L’agence Reuters affirme que, selon le renseignement américain, Vladimir Poutine a toujours l’intention de soumettre l’Ukraine et de s’étendre en Europe. De son côté, le camp trumpiste martèle que la Russie veut la paix.
Par Eloi Passo
Une passe d’armes musclée entre un média et un responsable politique. Dans la nuit de samedi à dimanche, l’agence de presse londonienne Reuters publie une dépêche titrée : «Intelligence indicates Putin’s war aims in Ukraine are unchanged» («Les services de renseignement [américains] indiquent que les objectifs de Poutine en Ukraine restent inchangés»). Une information importante, transmise après une nouvelle série de négociations entre Américains, Russes, Ukrainiens et Européens ce week-end en Floride pour tenter de trouver une issue au conflit. Sauf que la patronne des renseignements américains a démenti en personne l’information sur X.
No, this is a lie and propaganda @Reuters is willingly pushing on behalf of warmongers who want to undermine President Trump’s tireless efforts to end this bloody war that has resulted in more than a million casualties on both sides.
— DNI Tulsi Gabbard (@DNIGabbard) December 20, 2025
Dangerously, you are promoting this false… https://t.co/7j0N2ZQlmg
«C’est un mensonge et de la propagande», a fulminé Tulsi Gabbard, directrice du renseignement national. L’ancienne militaire proche de Donald Trump a accusé l’agence de presse de vouloir «saper les efforts inlassables du président Trump pour mettre fin à cette guerre sanglante»et de propager un «l’hystérie et la peur au sein de la population afin de l’amener à soutenir l’escalade de la guerre». Tulsi Gabbard est ensuite revenue sur la nature des informations transmises par ses services.
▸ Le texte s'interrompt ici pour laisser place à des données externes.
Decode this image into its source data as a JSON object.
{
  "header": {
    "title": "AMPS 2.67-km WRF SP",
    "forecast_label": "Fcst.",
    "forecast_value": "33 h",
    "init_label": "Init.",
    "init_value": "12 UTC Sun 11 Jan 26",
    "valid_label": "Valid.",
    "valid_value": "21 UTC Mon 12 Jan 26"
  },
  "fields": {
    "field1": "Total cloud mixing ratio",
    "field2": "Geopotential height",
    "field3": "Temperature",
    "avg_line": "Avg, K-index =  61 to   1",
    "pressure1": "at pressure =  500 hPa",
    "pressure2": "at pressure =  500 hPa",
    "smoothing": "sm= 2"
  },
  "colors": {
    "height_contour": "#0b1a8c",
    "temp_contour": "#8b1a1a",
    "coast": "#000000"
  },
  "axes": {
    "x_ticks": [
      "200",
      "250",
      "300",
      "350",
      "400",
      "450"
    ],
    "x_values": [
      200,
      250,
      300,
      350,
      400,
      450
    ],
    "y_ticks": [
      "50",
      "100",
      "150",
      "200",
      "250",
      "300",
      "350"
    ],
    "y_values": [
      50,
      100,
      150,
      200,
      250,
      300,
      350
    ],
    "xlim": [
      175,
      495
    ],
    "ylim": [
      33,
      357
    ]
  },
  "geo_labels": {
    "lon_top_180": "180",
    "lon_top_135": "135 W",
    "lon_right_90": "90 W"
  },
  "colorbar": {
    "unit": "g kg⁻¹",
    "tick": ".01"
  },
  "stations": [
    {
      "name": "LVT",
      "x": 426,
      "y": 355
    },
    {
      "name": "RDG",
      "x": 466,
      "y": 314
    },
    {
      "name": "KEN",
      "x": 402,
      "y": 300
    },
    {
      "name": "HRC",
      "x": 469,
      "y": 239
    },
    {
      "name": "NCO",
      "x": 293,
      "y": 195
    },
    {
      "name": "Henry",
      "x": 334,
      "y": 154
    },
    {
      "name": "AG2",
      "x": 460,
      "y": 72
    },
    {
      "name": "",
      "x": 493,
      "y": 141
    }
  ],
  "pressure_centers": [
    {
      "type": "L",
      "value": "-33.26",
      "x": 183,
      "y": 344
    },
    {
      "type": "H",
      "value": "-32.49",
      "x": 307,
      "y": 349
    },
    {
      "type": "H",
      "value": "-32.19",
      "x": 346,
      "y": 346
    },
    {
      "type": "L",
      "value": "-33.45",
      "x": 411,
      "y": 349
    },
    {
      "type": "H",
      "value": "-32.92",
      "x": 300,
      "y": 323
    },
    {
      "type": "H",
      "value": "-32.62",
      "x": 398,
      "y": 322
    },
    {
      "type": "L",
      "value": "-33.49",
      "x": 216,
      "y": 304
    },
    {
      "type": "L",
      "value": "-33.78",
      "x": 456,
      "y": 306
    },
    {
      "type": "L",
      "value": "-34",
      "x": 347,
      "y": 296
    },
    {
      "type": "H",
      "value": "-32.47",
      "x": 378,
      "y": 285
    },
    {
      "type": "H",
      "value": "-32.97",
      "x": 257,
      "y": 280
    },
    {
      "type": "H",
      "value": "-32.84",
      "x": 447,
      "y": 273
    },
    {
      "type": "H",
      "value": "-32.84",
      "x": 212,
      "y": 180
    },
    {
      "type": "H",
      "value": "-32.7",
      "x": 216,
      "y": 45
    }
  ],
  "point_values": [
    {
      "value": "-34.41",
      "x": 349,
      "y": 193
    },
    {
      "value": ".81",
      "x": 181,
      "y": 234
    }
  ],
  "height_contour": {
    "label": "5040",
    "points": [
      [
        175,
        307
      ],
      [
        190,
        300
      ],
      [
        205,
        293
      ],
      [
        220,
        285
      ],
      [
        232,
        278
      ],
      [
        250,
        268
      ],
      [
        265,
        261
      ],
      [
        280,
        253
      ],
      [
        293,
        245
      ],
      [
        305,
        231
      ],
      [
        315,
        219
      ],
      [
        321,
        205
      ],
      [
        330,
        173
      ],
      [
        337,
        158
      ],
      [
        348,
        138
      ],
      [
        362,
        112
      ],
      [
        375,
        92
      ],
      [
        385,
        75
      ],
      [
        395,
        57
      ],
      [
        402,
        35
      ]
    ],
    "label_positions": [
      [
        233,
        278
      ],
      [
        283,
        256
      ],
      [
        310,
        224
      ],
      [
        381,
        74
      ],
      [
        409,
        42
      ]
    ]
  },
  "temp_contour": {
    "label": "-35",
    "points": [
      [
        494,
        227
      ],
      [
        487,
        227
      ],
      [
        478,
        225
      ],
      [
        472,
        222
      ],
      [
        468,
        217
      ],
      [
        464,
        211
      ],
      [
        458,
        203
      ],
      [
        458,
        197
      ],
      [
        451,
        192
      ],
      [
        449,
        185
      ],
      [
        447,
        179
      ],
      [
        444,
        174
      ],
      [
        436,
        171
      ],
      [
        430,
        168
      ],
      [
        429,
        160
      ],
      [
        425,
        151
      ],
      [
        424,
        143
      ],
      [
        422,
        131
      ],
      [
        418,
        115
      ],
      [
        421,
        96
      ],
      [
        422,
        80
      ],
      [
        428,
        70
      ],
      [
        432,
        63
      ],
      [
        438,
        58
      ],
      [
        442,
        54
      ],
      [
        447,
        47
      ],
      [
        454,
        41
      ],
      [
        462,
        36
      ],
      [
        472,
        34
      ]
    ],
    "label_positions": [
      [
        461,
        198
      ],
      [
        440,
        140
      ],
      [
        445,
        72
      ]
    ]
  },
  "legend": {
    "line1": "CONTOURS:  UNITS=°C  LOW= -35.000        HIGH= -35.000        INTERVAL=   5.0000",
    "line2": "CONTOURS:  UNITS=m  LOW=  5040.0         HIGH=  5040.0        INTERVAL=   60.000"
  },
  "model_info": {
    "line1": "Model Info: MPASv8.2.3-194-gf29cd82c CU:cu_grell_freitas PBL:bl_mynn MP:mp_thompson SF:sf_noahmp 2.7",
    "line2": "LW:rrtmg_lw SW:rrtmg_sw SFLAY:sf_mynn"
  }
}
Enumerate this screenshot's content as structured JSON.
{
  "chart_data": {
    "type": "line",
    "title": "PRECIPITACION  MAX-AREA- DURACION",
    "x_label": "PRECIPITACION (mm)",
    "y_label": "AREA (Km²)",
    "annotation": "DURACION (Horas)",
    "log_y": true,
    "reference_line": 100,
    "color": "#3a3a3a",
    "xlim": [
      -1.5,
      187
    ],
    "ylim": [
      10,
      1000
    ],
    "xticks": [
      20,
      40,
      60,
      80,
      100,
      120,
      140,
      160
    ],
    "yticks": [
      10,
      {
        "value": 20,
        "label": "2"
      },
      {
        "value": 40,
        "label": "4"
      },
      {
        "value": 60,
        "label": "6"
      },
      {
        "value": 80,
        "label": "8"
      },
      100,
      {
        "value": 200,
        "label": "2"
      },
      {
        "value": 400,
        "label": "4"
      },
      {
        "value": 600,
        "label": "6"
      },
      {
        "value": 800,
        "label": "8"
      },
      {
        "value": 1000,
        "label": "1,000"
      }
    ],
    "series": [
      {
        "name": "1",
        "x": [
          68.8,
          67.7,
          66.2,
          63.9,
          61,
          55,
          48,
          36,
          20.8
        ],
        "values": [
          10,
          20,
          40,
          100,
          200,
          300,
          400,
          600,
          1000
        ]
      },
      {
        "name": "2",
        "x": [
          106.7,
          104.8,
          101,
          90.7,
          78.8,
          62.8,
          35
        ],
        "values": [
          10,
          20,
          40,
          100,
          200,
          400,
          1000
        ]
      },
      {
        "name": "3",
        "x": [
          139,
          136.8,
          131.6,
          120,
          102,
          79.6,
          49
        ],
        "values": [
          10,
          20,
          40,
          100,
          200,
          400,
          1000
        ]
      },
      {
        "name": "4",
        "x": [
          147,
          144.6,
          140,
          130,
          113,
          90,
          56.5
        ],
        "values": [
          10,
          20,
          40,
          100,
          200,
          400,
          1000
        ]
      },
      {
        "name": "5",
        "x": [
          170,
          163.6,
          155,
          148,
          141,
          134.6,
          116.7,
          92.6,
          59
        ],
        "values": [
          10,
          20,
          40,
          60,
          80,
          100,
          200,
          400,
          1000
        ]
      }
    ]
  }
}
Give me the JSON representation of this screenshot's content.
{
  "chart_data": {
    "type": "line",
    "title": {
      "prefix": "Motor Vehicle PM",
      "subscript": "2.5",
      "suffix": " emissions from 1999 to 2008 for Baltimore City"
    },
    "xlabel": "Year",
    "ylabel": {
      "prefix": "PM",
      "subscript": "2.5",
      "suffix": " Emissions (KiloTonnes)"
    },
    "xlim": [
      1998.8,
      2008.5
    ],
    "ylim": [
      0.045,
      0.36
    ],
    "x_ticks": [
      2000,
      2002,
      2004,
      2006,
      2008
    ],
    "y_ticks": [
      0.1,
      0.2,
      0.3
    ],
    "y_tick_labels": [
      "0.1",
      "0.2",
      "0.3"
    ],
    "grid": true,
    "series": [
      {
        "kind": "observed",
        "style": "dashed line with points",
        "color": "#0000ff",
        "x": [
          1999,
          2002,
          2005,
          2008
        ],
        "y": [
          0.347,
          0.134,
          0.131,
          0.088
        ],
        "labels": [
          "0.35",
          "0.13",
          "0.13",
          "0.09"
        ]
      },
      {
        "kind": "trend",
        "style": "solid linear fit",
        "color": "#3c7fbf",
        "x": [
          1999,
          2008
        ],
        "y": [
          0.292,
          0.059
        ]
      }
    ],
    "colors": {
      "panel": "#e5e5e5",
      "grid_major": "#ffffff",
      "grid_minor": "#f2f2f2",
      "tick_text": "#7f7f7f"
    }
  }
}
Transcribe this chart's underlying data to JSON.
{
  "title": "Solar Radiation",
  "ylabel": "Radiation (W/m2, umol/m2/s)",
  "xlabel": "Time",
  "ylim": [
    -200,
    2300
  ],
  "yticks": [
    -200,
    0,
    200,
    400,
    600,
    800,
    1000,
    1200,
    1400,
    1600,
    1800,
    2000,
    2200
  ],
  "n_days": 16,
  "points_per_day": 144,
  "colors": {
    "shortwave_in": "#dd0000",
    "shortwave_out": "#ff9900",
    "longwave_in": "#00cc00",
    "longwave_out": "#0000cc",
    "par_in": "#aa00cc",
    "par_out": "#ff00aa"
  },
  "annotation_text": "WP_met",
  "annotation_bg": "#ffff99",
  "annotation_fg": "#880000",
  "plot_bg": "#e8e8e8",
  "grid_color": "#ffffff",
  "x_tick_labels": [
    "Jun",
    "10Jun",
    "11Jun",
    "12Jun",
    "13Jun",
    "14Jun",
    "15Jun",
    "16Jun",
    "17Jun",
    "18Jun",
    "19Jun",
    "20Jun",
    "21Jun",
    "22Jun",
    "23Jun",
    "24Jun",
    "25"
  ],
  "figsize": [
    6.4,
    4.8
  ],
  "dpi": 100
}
Les renseignements américains ont informé les décideurs politiques que «selon eux, la Russie cherche à éviter un conflit majeur avec l’Otan» et que «les performances de la Russie sur le champ de bataille indiquent qu’elle n’a actuellement pas la capacité de conquérir et d’occuper l’ensemble de l’Ukraine, et encore moins l’Europe».
Dans sa dépêche, Reuters citait pourtant «six sources proches des services de renseignement américains» qui avertissaient des objectifs territoriaux intacts du président russe en Ukraine et plus généralement en Europe, pour retrouver les frontières perdues de l’URSS. «Les conclusions américaines sont restées constantes depuis le lancement par Poutine de son invasion à grande échelle en 2022», soulignait l’agence. «Elles correspondent en grande partie aux points de vue des dirigeants européens et des agences d’espionnage selon lesquels il convoite toute l’Ukraine et les territoires des anciens États du bloc soviétique, y compris les membres de l’alliance de l’OTAN, selon les sources.»
Une présentation des faits en contradiction avec les déclarations de Donald Trump et de ses proches qui répètent à l’envi ces dernières semaines que Vladimir Poutine souhaite la fin du conflit. Le président américain se faisait par là presque plus poutinien que Poutine lui-même, puisque son homologue russe n’a cessé de souffler le chaud et le froid sur cette question lors de ses dernières déclarations. Lors d’une récente conférence de presse, Vladimir Poutine affirmait qu’il n’y aurait pas d’autres opérations «si la Russie était traitée avec respect». Quelques jours plus tôt, il avait affirmé qu’il n’avait pas l’intention d’attaquer l’Europe et qualifié ces allégations de «ridicules». Mais début décembre, le maître du Kremlin affirmait aussi que la Russie était «prête» si l’Europe voulait la guerre.
La difficile question des concessions territoriales
Alors que Donald Trump a promis de mettre fin à la guerre, ses obligés politiques n’ont de cesse de mettre en avant la prétendue bonne volonté du Kremlin dans les négociations. À l’heure actuelle, la Russie contrôle la quasi-totalité de la région de Louhansk (plus de 99%) et une large majorité de celle de Donetsk (75%), cœur industriel du Donbass. Sans oublier celles de Zaporijjia (plus de 75%) et Kherson (plus de 70%), ainsi que l’entièreté de la très stratégique péninsule de Crimée. Au total, c’est environ 20% du territoire ukrainien qui est occupé par l’armée russe. Au cœur des négociations en cours entre Américains, Ukrainiens et Russes, la très délicate question d’éventuelles concessions territoriales ukrainiennes.
Les pourparlers se poursuivent en cette fin de semaine à Miami, en Floride, en présence de représentants européens. Le plan d’origine présenté il y a plus d’un mois par Donald Trump avait été perçu comme très favorable au Kremlin. Celui-ci a évolué au cours des négociations. Si les détails de la nouvelle mouture ne sont pas connus, Volodymyr Zelensky a affirmé qu’elle implique des concessions territoriales de la part de l’Ukraine en échange de garanties de sécurité occidentales.